12. Legal proceedings during Liquidation Proceedings.
13. Dissolution of the Corporate Debtor and relief to the Liquidator.
14. Directions for payment of Liquidation costs to the Liquidator.

Analysis:

1. The Liquidator filed an application under Section 54 of the Insolvency and Bankruptcy Code, 2016, seeking liquidation of the Corporate Debtor.
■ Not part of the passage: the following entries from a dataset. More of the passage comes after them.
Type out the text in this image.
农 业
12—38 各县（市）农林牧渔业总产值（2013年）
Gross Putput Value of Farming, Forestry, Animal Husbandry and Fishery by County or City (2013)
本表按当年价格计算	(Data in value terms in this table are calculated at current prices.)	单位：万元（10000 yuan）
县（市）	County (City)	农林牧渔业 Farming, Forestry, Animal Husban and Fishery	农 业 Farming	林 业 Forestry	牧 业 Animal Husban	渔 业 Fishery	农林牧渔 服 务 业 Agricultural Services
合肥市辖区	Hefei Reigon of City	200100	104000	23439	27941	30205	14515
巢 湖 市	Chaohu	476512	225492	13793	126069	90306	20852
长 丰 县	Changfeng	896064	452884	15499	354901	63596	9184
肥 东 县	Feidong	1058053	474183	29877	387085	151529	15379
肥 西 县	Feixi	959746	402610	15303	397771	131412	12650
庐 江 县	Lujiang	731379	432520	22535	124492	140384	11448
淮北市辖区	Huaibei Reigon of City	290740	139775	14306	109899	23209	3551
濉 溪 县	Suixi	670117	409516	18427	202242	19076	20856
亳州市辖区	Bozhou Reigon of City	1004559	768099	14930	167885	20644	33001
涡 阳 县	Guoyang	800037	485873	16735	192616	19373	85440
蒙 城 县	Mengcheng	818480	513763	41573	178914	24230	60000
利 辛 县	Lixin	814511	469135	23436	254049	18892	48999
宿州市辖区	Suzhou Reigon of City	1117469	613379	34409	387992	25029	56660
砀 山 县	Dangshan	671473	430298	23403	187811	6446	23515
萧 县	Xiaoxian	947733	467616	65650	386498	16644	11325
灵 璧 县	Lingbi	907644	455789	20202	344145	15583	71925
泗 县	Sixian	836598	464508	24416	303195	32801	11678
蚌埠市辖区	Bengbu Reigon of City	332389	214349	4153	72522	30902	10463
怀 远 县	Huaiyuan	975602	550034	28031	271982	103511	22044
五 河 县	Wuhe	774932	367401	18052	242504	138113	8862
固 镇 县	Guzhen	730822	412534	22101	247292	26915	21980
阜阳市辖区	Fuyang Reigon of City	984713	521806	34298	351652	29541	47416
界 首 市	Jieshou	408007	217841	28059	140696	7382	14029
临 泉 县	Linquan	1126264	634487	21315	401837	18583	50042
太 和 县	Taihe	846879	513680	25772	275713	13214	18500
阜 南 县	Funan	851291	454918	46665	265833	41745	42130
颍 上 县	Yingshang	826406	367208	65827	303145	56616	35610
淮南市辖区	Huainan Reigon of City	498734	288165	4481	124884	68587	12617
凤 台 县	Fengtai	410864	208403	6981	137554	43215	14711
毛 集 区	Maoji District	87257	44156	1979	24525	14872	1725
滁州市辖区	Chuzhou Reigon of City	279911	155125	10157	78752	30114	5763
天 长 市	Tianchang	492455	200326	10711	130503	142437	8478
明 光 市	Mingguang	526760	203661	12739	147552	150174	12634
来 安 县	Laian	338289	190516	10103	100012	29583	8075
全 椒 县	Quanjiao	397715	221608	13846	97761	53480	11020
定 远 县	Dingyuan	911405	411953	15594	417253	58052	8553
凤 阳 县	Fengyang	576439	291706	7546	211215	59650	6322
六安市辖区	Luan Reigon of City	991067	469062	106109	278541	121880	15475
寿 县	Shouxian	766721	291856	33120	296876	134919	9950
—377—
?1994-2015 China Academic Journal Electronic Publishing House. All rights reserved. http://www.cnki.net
The application also invoked Regulation 14 and Section 35 read with Regulation 45 of IBBI (Liquidation Process) Regulations, 2016.

2. The Liquidator's prayers included taking record of reports, ordering payment of liquidation costs, dissolution of the company, and any other appropriate orders deemed fit by the Bench.

3. The Corporate Insolvency Resolution Process (CIRP) was initiated against the Corporate Debtor under Section 7 of the I&B Code, 2016, with the appointment of the Liquidator as the Interim Resolution Professional (IRP).

4. During the CIR Process, various financial creditors submitted claims, detailing the amounts owed by the Corporate Debtor, with the Committee of Creditors (CoC) being constituted to oversee the resolution process.

5. The Corporate Debtor had ceased business operations since 2011, and lack of cooperation from Directors and Promoters hindered the formulation of a suitable Resolution Plan.

6. Disputes arose regarding the allocation of expenses incurred during the CIR Process, leading to appeals and directions for payment by the CoC members.

7. Subsequently, the Corporate Debtor was ordered for liquidation, and the Liquidator was appointed to oversee the process.

8. Claims were received from the Employees Provident Fund Organisation (EPFO) and the Income Tax Department, stating outstanding amounts due from the Corporate Debtor.

9. The Liquidator faced challenges due to limited availability of statutory documents and information, leading to the preparation of reports based on the information accessible.

10. Liquidation costs, including the Liquidator's remuneration, were detailed, with directions sought for payment by stakeholders due to the lack of available assets.

11. The absence of financial records and discoverable assets posed challenges in conducting valuations during the liquidation process.

12. Legal proceedings and claims by secured creditors were highlighted, along with the inability to investigate certain matters due to the lack of records.

13. The judgment ordered the dissolution of the Corporate Debtor and relieved the Liquidator from further responsibilities.

14. Directions were provided for the payment of liquidation costs to the Liquidator by the stakeholders in proportion to their lending ratio, effectively concluding the application.